Can Broadcom do an Adobe or is it akin to Qualcom, that just got Sherlocked by Apple? How strong is the BC ecosystem? Will the competition break BC's VM lock-in? Will customers stay & pay the new BC tax? As toooooot wrote, this will take lotsa tech time.
There are multiple competent enterprise VM alternatives. VMware shot themselves in the gut with a bazooka and is still in the cope phase telling themselves they're gonna be juuuuust fine.
 
It's so sad to see people "unhappy with price hikes" but they still buying from those corporations... people have such a defeated mentality that all they do is comply with the corporate abuse.
 
I’ve got plenty of customers looking to move away from VMware because of the price hikes.

Out of curiosity, what hypervisors have people been promoting? Hyper-V? ProxMox? XCP-ng? Would love to hear what people have been picking as alternatives for various client sizes.
 
Has anyone EVER met a customer that was happy about a price increase? Honestly you are owed nothing but the pursuit of happiness as well as life and liberty
 
I’ve got plenty of customers looking to move away from VMware because of the price hikes.

Out of curiosity, what hypervisors have people been promoting? Hyper-V? ProxMox? XCP-ng? Would love to hear what people have been picking as alternatives for various client sizes.

Early days, but I'm going to look seriously into Hyper-V with System Center Virtual Machine Manager (SCVMM). We are a mostly Microsoft shop, so I figure looking into this first makes sense.
 
It will never pay off. Without people using it, it will go extinct. We have massive AI around the corner. do they really think that uppping the price would fix their ****. Its as stev jobs said that he figured it out. Market sellers get more to climb the ladder then the real company people. So in the end you have a marketer running a company that has 'no soul', is for only profits.
 
It's so sad to see people "unhappy with price hikes" but they still buying from those corporations... people have such a defeated mentality that all they do is comply with the corporate abuse.
I suppose you've either never worked in IT, or at least nowhere that wasn't a fly-by-night operation, but you dont just......drop your contractor overnight. You've got to do explorational outreach to analyze your different options, get pricing plans, write up plans for how you are going to implement these, frankly, massive changes without impacting normal operations, set up new support contracts, pass ALL this through management, ece. Then you have to actually MOVE all this stuff, and it's not a word file, you cant just import a VM and hit "go". ATT is still trying to move some of their critical infrastructure over a year later.

These things take time, unless you'd like to explain tot he boss why you're costing them so much per minute in lost operations that VMware's insane cost looks like a loose penny on the street.
 
The share price spiked because in the short run, profits will be elevated.
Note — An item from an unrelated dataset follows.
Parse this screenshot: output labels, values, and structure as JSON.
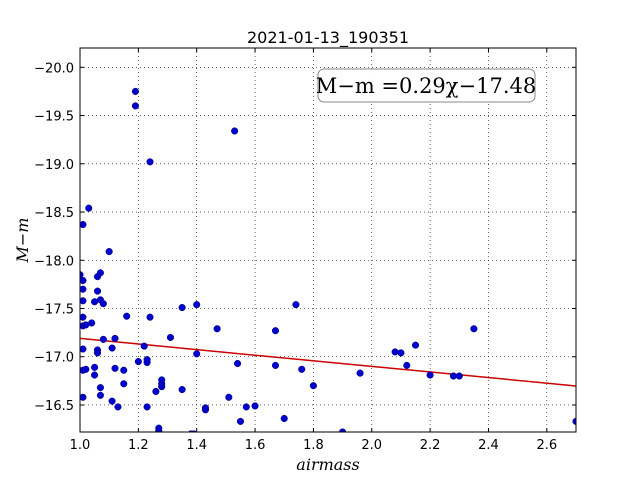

But such poor business practice will drive customers away. It’s a mafia business model that burns any goodwill.
 
It's so sad to see people "unhappy with price hikes" but they still buying from those corporations... people have such a defeated mentality that all they do is comply with the corporate abuse.
You understand their customers are other corporations, right? So "defeated end consumers" does not apply.

Changing major IT systems at large companies takes time. They are paying just long enough to switch to a competitor. Next year's profits won't be nearly as good.
 
Almost all of my customers are migrating out of VMware, including clients who are sensitive to changes are moving out after being spooked by the price jump
 
This isn't sustainable. Eventually they'll need to create value or sink.

Would be interesting to hear from a VMware employee how their daily life has changed since the acquisition.
A LOT of high education intuitions are ACTIVELY searching for alternatives. Also, the search is being made easier by Veeam expanding the Hypervisors it works with. Proxmox and Nutanix seam to be the front runners. XCP-ng (Based on XEN) with Orchestra could possibly replace both VMware and Veeam.